Isn't that wonderful?
Muhteşem değil mi?
Very good, yes.
Bu yıldızçiçekleri muhteşem değil mi?
Aren't these dahlias magnificent?
Ne kadar muhteşem değil mi?
Mm-hmm. It is marvelous, isn't it?
Muhteşem değil mi?
Ain't it glorious?
Muhteşem değil mi?
Terrific, isn't it?
Muhteşem değil mi?
Isn't it gorgeous?
Ne muhteşem, değil mi?
Isn't he grand?
Muhteşem görünüyorlar, değil mi?
Don't they look gorgeous?
Muhteşem, değil mi?
Oh, aren't they grand?
- Ne muhteşem, değil mi Linda?
- Linda, isn't it too marvellous?
Muhteşem, değil mi?
It is wonderful, isn't it?
Muhteşem, değil mi?
Wonderful, isn't she?
Muhteşem, değil mi?
Isn't it wonderful?
Ne muhteşem bir şey, değil mi?
Isn't he adorable?
Muhteşem görünüyor, değil mi?
Isn't she looking marvelous?
- Muhteşem, değil mi?
- Isn't that marvelous? - Yeah.
Muhteşem, değil mi?
Lovely, wasn't it?
# Güzel, muhteşem bayan, savaştan değil de askerlerden mi hoşlanırsın?
Schön, fein Fräulein, you like Gls, nicht wahr?
Ne kadar muhteşem yerlere gidersek gidelim, evde daima özlediğimiz biri vardır, değil mi?
Well, no matter how fascinating distant places are, there's always someone at home one misses, isn't there?
Muhteşem topraklar, değil mi General?
Spectacular country, isn't, General?
Muhteşem bir ses değil mi?
Is it not a splendid voice?
Muhteşem görünüyor, değil mi?
Isn't she adorable?
Muhteşem inciden bahsediyor olmalısınız, öyle değil mi?

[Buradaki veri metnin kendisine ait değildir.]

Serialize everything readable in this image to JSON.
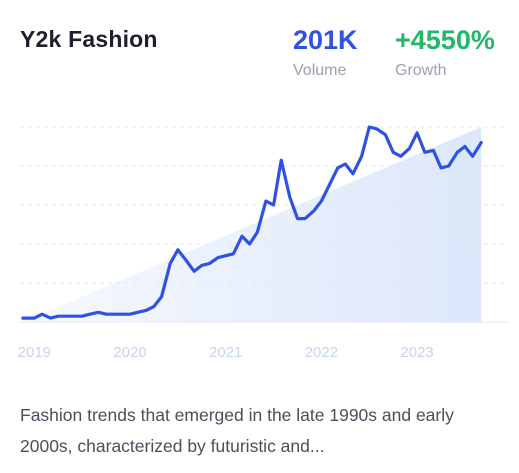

The perfect pearl of pulchritude, meaning beauty, of course.
Muhteşem, değil mi?
Magnificent, isn't it?
Muhteşem bir manzara, muhteşem adamlar, değil mi Pierre?
Splendid sights, splendid men, eh, Pierre?
- Muhteşem, değil mi?
THE PARK? CERTAIN LY IS.
Hey, çok muhteşem, değil mi?
'Ey, in't it marvellous?
- Muhteşem biri, değil mi?
- Isn't he magnificent?
Sen mükemmel bir iş yaptın, ben de muhteşem bir koca aldım, değil mi?
You've done a wonderful job. I got myself a great husband, didn't I?
Çok muhteşem bir model değil mi?
Oh, yes.
- Muhteşem bir şey, değil mi?
Isn't it marvellous?
- Muhteşem, değil mi?
- Isn't he magnificent?
- Muhteşemdi değil mi? - Muhteşem mi?
- That was splendid, wasn't it?
Muhtesem degil mi?
Isn't that marvelous?
Dairenizin muhteşem olduğunu anlamış bulunuyoruz, değil mi Harold?
We understand that your apartment is magnificent, don't we Harold?
Sandie Shaw sence de muhteşem, değil mi?
Isn't Sandie Shaw the greatest?
Muhteşem, değil mi?
Not bad, huh.
Küçük, muhteşem bir erkek çocuğunuz var, değil mi?
You have a wonderful little boy, haven't you?
Muhteşem biri değil mi?
Isn't he splendid?
Muhteşem gün, değil mi?
Most marvellous day, is it not?
Malzemelerin kusuruna bakma. Yeni öğreniyorum. Muhteşem bir spor değil mi?
You must forgive this equipment, but, uh, I'm just learning.